Conheça o Alouatta caraya, o bugio-preto do Pantanal. Famoso por seu rugido potente e dimorfismo sexual marcante, este primata é essencial para a dispersão de sementes e saúde do bioma.

Redação Pantanal Oficial
Alouatta caraya (Bugio-ruivo) no Pantanal

Introdução

O Alouatta caraya, popularmente conhecido como bugio-preto, guariba ou carajá, é um dos primatas mais emblemáticos e resilientes da América do Sul. No ecossistema do Pantanal, esta espécie desempenha um papel fundamental como sentinela da saúde ambiental e importante dispersor de sementes. Sua presença é frequentemente anunciada muito antes de ser visualizada, graças ao seu rugido potente, que pode ser ouvido a quilômetros de distância, servindo como uma trilha sonora natural das matas ciliares que margeiam o Rio Paraguai.

Classificação Científica

ReinoAnimalia
FiloChordata
ClasseMammalia
OrdemPrimates
FamíliaAtelidae
GêneroAlouatta
EspécieAlouatta caraya
Nome popularBugio-preto, Guariba

Este primata pertence à família Atelidae e é reconhecido por ser o detentor do rugido mais alto entre todos os animais terrestres das Américas. No Pantanal, o bugio-preto adapta-se com maestria às variações sazonais de inundação, utilizando as copas das árvores como refúgio e fonte inesgotável de alimento. Sua ecologia está intrinsecamente ligada à dinâmica das florestas de galeria e cordilheiras, tornando-o uma espécie-chave para a manutenção da biodiversidade local e um dos principais alvos de interesse para o ecoturismo na região, especialmente ao longo da rodovia Transpantaneira.

Apesar de sua ampla distribuição, o bugio-preto enfrenta desafios crescentes relacionados à fragmentação de seu habitat e à vulnerabilidade a surtos epidemiológicos, como a febre amarela. No contexto pantaneiro, a conservação desta espécie é vital não apenas para o equilíbrio ecológico, mas também como um indicador da integridade das florestas que protegem os recursos hídricos da maior planície inundável do mundo.

Descrição Física

O Alouatta caraya apresenta um dos mais marcantes exemplos de dimorfismo sexual dicromático entre os primatas neotropicais. Enquanto os machos adultos exibem uma pelagem densa e completamente negra, as fêmeas e os indivíduos juvenis possuem uma coloração que varia do castanho-amarelado ao oliva-claro. Essa distinção visual é tão acentuada que, para um observador leigo, machos e fêmeas poderiam ser confundidos com espécies diferentes. Os machos são significativamente maiores, pesando entre 6 e 10 kg, enquanto as fêmeas geralmente variam de 4 a 6 kg.

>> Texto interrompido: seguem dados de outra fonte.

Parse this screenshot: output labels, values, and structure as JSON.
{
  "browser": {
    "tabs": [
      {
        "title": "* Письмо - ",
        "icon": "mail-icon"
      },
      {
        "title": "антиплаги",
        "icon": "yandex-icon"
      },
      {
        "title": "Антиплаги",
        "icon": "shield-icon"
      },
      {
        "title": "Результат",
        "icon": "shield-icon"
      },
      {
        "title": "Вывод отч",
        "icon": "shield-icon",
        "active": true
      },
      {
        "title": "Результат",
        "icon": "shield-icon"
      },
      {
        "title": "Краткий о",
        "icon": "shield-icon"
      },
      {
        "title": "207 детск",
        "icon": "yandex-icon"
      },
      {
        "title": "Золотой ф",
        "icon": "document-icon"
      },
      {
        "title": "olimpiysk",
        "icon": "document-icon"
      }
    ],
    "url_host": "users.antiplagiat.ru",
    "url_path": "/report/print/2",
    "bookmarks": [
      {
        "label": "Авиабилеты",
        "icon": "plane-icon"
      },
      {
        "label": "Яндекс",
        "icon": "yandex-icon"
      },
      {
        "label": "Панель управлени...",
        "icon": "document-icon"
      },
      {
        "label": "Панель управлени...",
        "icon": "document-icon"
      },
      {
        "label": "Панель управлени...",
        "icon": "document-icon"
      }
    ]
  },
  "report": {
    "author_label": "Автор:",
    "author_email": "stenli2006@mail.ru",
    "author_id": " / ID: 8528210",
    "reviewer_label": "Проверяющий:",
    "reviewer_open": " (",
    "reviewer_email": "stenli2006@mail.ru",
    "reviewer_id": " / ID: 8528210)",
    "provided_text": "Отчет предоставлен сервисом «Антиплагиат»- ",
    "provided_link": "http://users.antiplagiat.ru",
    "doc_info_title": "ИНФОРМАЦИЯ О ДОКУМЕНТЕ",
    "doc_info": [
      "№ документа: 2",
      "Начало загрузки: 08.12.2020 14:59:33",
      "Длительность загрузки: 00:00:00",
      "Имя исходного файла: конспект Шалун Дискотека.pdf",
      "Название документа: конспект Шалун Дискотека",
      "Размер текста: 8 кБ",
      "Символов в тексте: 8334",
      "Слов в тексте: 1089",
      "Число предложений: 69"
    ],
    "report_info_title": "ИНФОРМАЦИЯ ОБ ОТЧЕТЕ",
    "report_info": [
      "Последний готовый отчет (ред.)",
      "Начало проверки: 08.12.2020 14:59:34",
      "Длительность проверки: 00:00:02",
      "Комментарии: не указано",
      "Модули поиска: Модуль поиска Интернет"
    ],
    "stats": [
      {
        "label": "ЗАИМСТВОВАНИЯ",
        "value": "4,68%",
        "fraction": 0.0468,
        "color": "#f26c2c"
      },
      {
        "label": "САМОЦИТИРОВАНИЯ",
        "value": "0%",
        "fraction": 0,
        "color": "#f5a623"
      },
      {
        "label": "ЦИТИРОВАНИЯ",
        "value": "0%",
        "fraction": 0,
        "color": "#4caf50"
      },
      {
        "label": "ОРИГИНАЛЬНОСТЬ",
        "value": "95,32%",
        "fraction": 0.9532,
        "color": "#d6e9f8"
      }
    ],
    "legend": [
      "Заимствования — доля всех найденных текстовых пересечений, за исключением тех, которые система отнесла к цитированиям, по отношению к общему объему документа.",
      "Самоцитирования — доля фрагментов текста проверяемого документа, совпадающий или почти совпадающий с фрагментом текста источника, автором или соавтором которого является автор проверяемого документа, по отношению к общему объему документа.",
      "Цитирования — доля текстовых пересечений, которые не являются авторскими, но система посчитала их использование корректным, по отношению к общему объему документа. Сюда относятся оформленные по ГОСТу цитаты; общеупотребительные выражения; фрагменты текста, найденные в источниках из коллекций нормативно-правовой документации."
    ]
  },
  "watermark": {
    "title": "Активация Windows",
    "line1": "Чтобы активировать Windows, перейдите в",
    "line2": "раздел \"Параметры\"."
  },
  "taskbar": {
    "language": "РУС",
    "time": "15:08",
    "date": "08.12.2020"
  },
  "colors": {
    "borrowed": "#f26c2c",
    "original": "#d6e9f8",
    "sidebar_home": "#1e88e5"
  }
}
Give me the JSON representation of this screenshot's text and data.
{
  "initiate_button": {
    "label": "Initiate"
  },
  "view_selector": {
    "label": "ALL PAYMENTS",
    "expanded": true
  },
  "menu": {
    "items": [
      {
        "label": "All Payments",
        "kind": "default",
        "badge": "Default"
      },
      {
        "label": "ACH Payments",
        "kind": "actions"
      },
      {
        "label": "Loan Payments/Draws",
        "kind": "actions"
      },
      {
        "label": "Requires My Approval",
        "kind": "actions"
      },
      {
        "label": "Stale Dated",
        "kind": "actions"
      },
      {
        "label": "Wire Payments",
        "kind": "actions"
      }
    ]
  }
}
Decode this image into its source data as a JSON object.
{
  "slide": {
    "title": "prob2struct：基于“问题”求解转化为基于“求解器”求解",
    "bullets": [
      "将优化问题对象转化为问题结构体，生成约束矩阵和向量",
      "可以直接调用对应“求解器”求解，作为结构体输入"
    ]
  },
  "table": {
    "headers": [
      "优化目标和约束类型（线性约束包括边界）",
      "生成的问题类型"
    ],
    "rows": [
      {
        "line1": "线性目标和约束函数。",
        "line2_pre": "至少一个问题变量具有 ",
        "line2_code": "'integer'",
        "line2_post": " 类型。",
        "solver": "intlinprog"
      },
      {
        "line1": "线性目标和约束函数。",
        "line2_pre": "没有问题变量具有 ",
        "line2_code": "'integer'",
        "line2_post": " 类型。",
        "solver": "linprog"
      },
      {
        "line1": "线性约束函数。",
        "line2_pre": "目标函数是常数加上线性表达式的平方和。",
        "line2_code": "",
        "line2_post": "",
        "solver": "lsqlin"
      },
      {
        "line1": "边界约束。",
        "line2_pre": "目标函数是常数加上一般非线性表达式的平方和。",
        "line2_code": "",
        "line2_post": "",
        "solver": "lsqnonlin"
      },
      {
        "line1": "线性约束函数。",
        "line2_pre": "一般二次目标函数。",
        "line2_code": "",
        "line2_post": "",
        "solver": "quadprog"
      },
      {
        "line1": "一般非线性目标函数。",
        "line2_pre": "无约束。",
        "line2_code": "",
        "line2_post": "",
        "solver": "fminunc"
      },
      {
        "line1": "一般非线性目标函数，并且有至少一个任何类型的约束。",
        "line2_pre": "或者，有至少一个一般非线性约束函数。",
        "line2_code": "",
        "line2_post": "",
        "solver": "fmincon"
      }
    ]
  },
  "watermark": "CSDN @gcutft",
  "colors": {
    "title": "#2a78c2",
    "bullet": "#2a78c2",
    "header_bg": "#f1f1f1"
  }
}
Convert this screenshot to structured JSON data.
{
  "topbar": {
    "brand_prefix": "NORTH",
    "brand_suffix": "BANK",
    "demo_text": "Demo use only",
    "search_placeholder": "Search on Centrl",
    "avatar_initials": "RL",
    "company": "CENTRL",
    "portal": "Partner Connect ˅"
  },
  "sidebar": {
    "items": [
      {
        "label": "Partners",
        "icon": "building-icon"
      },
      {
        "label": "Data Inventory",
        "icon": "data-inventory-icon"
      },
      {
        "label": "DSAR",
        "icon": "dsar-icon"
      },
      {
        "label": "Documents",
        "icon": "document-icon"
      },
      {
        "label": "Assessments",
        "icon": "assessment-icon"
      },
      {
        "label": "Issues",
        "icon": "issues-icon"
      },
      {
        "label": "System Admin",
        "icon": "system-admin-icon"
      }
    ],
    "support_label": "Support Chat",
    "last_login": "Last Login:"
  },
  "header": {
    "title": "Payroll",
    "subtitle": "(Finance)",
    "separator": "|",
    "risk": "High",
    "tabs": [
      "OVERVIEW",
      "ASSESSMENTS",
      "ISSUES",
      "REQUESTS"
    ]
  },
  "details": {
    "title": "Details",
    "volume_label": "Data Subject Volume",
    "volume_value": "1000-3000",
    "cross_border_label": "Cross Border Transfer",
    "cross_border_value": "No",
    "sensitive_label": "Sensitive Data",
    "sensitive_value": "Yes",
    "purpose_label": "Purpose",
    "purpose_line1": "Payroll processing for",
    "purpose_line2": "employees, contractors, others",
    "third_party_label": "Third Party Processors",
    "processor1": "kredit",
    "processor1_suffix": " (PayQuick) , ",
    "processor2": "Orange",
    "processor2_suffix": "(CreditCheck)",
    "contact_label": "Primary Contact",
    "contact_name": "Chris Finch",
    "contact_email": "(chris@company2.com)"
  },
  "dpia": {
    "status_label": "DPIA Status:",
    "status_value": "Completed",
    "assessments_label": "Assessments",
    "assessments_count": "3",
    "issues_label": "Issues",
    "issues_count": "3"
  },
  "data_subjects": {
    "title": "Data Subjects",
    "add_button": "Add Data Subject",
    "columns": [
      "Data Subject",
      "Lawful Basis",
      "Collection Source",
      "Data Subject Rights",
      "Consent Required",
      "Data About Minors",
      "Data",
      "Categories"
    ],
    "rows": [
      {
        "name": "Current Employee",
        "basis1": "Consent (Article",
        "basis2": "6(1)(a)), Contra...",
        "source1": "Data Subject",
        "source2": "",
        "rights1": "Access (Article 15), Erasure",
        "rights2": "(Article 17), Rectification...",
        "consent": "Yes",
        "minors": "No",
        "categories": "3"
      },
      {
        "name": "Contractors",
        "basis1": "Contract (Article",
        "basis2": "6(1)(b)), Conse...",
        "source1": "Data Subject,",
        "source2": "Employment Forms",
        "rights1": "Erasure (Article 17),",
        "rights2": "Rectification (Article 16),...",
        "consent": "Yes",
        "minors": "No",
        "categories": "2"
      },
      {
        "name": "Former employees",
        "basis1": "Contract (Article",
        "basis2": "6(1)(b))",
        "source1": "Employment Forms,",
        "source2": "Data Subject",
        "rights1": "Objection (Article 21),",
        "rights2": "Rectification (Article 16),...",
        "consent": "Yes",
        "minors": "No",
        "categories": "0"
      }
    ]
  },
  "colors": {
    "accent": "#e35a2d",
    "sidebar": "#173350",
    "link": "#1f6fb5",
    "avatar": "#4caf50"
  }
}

Uma característica anatômica singular dos bugios é o desenvolvimento extraordinário do osso hioide, localizado na garganta. Este osso funciona como uma câmara de ressonância, permitindo que o animal produza vocalizações de baixíssima frequência e alta intensidade. Além disso, possuem uma cauda preênsil altamente especializada, que atua como um "quinto membro". A face inferior da extremidade da cauda é desprovida de pelos e possui sulcos cutâneos semelhantes a impressões digitais, proporcionando uma aderência excepcional aos galhos durante a locomoção e alimentação nas copas das árvores.

A dentição do bugio-preto é adaptada para uma dieta predominantemente folívora, com molares que possuem cristas afiadas para triturar fibras vegetais resistentes. Seus olhos são voltados para a frente, proporcionando uma excelente visão estereoscópica, essencial para calcular distâncias entre os galhos em seu ambiente arbóreo. A estrutura robusta de seu corpo, aliada à agilidade limitada em comparação com outros primatas como os macacos-prego, reflete uma estratégia de vida voltada para a conservação de energia, necessária para processar uma dieta rica em folhas.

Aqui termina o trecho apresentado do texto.